Ex-worker sues Dunham's Sports for overtime pay

 By Joe Mandak

Associated Press
 
PITTSBURGH (AP) — A former assistant manager of a western Pennsylvania Dunham’s Sports store has sued the Michigan-based chain, accusing the company of circumventing federal overtime pay laws by having its assistant managers perform mostly manual labor, including opening new stores.
 
The former worker, Jason Vasil, who now lives in Surprise, Arizona, is seeking class-action status for his lawsuit because he contends the company routinely flouted overtime laws by having its assistant managers be exempt from hourly overtime, even though he says the assistants spent about 80 percent of their time on non-managerial tasks.

He’s suing the company’s parent firm, Dunham’s Athleisure Corp., which does business as Dunham’s with more than 200 stores in 17 states, mostly in the Midwest and South.
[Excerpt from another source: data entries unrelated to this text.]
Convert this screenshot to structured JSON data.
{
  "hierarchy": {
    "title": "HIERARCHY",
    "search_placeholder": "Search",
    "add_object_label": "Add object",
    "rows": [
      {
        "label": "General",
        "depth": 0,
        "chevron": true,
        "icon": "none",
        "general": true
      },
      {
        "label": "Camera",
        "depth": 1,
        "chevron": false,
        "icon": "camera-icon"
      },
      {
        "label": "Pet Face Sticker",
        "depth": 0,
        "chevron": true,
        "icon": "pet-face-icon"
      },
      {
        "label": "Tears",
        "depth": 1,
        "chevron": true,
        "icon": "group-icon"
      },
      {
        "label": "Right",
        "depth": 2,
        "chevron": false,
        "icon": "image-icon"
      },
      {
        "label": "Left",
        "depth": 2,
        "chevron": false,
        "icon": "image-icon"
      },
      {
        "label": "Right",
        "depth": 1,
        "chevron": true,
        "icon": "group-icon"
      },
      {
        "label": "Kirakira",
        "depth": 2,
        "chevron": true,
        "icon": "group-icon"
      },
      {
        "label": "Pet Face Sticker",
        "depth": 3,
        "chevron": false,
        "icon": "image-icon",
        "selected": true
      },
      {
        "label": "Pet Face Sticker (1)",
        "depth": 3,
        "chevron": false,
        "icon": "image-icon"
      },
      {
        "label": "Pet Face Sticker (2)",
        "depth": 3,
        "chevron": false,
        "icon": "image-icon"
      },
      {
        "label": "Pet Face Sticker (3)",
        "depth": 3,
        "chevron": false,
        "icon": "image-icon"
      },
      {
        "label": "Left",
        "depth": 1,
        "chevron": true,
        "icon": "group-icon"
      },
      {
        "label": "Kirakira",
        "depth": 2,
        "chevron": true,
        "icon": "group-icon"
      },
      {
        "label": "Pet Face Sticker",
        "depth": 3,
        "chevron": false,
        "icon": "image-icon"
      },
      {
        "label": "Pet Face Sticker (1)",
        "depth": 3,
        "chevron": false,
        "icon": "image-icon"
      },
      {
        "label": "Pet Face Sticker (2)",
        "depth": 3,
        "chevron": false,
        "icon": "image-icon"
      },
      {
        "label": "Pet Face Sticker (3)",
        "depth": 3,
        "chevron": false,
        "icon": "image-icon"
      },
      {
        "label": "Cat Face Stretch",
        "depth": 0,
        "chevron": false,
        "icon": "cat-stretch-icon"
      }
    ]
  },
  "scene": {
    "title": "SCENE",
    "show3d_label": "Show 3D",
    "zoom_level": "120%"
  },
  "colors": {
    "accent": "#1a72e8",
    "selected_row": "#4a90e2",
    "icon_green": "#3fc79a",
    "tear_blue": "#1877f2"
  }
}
A spokesman with the Troy, Michigan, sporting goods chain did not immediately return a call about the federal lawsuit filed late Wednesday in Pittsburgh.

Vasil lived in Sharon, Pennsylvania, and worked at the company’s store in nearby Hermitage from July 2012 through last month. Vasil contends he routinely worked more than 40 hours a week, and often more than 50 hours, for a salary instead of an hourly wage for which he could have earned overtime.

Vasil contends Dunham’s assistant managers “performed managerial duties approximately less than 20 percent of the time during the week.” Assistant managers didn’t interview, hire or fire employees; didn’t review employees’ performance; and didn’t decide whether underlings received raises, the lawsuit said.

Instead, the assistant managers spent most of their time on “non-managerial functions” including running cash registers, assisting customers, stocking shelves, unloading trucks and other light maintenance and janitorial duties.

The lawsuit also contends Dunham’s would use dozens of assistant managers to set up new store locations, requiring some to drive six to 20 hours from their own store locations, and then working 12 to 15 hours per day for four or five days to open up a new store.

The assistant managers would stay in hotel rooms overnight and were not paid overtime, the lawsuit contends.

“The defendant utilized assistant store managers to perform this work as a way to reduce labor costs associated with the grand opening of a new store location,” the lawsuit said.

According to its website, the chain grew out of a single Dunham’s Bait and Tackle shop that opened in 1937 in Waterford, Michigan. The company now has stores in Alabama, Georgia, Illinois, Indiana, Kentucky, Maryland, Massachusetts, Michigan, Minnesota, Nebraska, North Carolina, Ohio, Pennsylvania, South Dakota, Tennessee, West Virginia and Wisconsin.